DK Science: Internet

The Internet is a computer network covering the whole world. We can use it to search through three billion pages of the WORLD WIDE WEB, or to keep in touch with people by EMAIL. Unlike other networks, the Internet is not under anyone’s control. It is held together by a set of standards, or rules, that set out how computers connected to it should exchange information.

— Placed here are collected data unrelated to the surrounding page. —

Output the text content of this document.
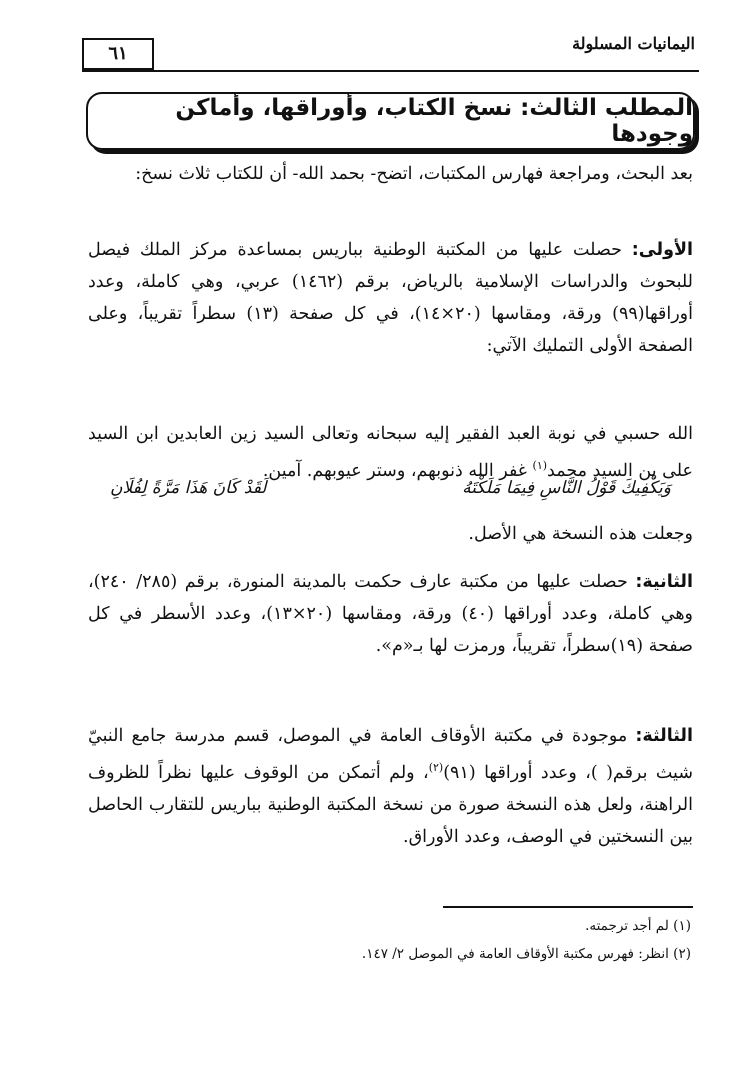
اليمانيات المسلولة
٦١
المطلب الثالث: نسخ الكتاب، وأوراقها، وأماكن وجودها
بعد البحث، ومراجعة فهارس المكتبات، اتضح- بحمد الله- أن للكتاب ثلاث نسخ:
الأولى: حصلت عليها من المكتبة الوطنية بباريس بمساعدة مركز الملك فيصل للبحوث والدراسات الإسلامية بالرياض، برقم (١٤٦٢) عربي، وهي كاملة، وعدد أوراقها(٩٩) ورقة، ومقاسها (٢٠×١٤)، في كل صفحة (١٣) سطراً تقريباً، وعلى الصفحة الأولى التمليك الآتي:
الله حسبي في نوبة العبد الفقير إليه سبحانه وتعالى السيد زين العابدين ابن السيد على بن السيد محمد$^{(١)}$ غفر الله ذنوبهم، وستر عيوبهم. آمين.
وَيَكْفِيكَ قَوْلُ النَّاسِ فِيمَا مَلَكْتَهُ
لَقَدْ كَانَ هَذَا مَرَّةً لِفُلَانِ
وجعلت هذه النسخة هي الأصل.
الثانية: حصلت عليها من مكتبة عارف حكمت بالمدينة المنورة، برقم (٢٨٥/ ٢٤٠)، وهي كاملة، وعدد أوراقها (٤٠) ورقة، ومقاسها (٢٠×١٣)، وعدد الأسطر في كل صفحة (١٩)سطراً، تقريباً، ورمزت لها بـ«م».
الثالثة: موجودة في مكتبة الأوقاف العامة في الموصل، قسم مدرسة جامع النبيّ شيث برقم( )، وعدد أوراقها (٩١)$^{(٢)}$، ولم أتمكن من الوقوف عليها نظراً للظروف الراهنة، ولعل هذه النسخة صورة من نسخة المكتبة الوطنية بباريس للتقارب الحاصل بين النسختين في الوصف، وعدد الأوراق.
(١) لم أجد ترجمته.
(٢) انظر: فهرس مكتبة الأوقاف العامة في الموصل ٢/ ١٤٧.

Table 7. HISTORY OF THE INTERNET

1963Arpanet created to link US research computers
1970Packet switching first used
1978 TCP/IP protocols established for communication and data exchange
1983 TCP/IP made compulsory, effectively creating the Internet
1990 World Wide Web protocol created

PACKET SWITCHING

Data is sent across the Internet as small packets. Each packet travels by the best route available, avoiding busy or broken links. Computers linked to the Internet handle data using agreed protocols (procedures). The most important are TCP (transfer control protocol) and IP (Internet protocol).

INTERNET ACCESS

People on the move or without their own computer can connect to the Internet at an Internet café. They pay a small fee to use one of the café’s machines. Public wireless points make it even easier to get connected. A wireless-enabled computer can access the Internet through a radio link in the café or another public place. You can also connect to the Internet through a mobile phone.

CONNECTING TO THE INTERNET

Your computer does not connect directly to the Internet. Usually, it connects through telephone wires to an Internet service provider (ISP). Your computer is linked with one of theirs, which has a unique address on the network. Anything you want to see goes to this address first, then to your computer.

EMAIL

Email (short for electronic mail) is an electronic postal service. It was invented in 1971, and works on any computer network but is now mostly used on the Internet. A message starts from and ends up at a mail client – the program used to write and read emails on a computer. In between, it is handled by one or more mail transfer agents. These are computers that pass the email on until it gets to the electronic mailbox specified by its email address. An email is not private because it may pass through many computers before it arrives, giving other people a chance to read it.

WORLD WIDE WEB

The World Wide Web is a collection of billions of files held in a huge number of computers, all linked to the Internet. The files may contain words, pictures, sounds, or almost anything else. They are linked to each other by hypertext – a way of making a word or picture in one file call up another file anywhere in the world.

BROWSING AND SEARCHING

Websites such as this are written in a computer language called hypertext mark-up language (HTML). A computer program called a web browser translates HTML into a neat layout of text and pictures on your screen. To see a web page, you type its address into the address box. If you need to find pages about a particular subject, you can use a search engine. Search engines keep a constantly updated index of every word in billions of documents. They produce a list of pages that might be suitable, and you click on any pages you want to see.

WWW ADDRESS

A web address or URL (short for uniform resource locator) tells the browser where to find a file and how to treat it. A slash (/) marks the start of the file’s name. The “http” says the information is to be handled as hypertext.

BIOGRAPHY: TIM BERNERS-LEE British, 1955- MARC ANDREESSEN American, 1971-

The World Wide Web owes its existence to British scientist Tim Berners-Lee. He worked at a research lab called CERN in Switzerland. Frustrated by the difficulty of working with information scattered all over the Internet, he developed hypertext software to link it up. The result was the World Wide Web, which came into public use in 1991. Marc Andreessen created the first easy-to-use web browser in 1993.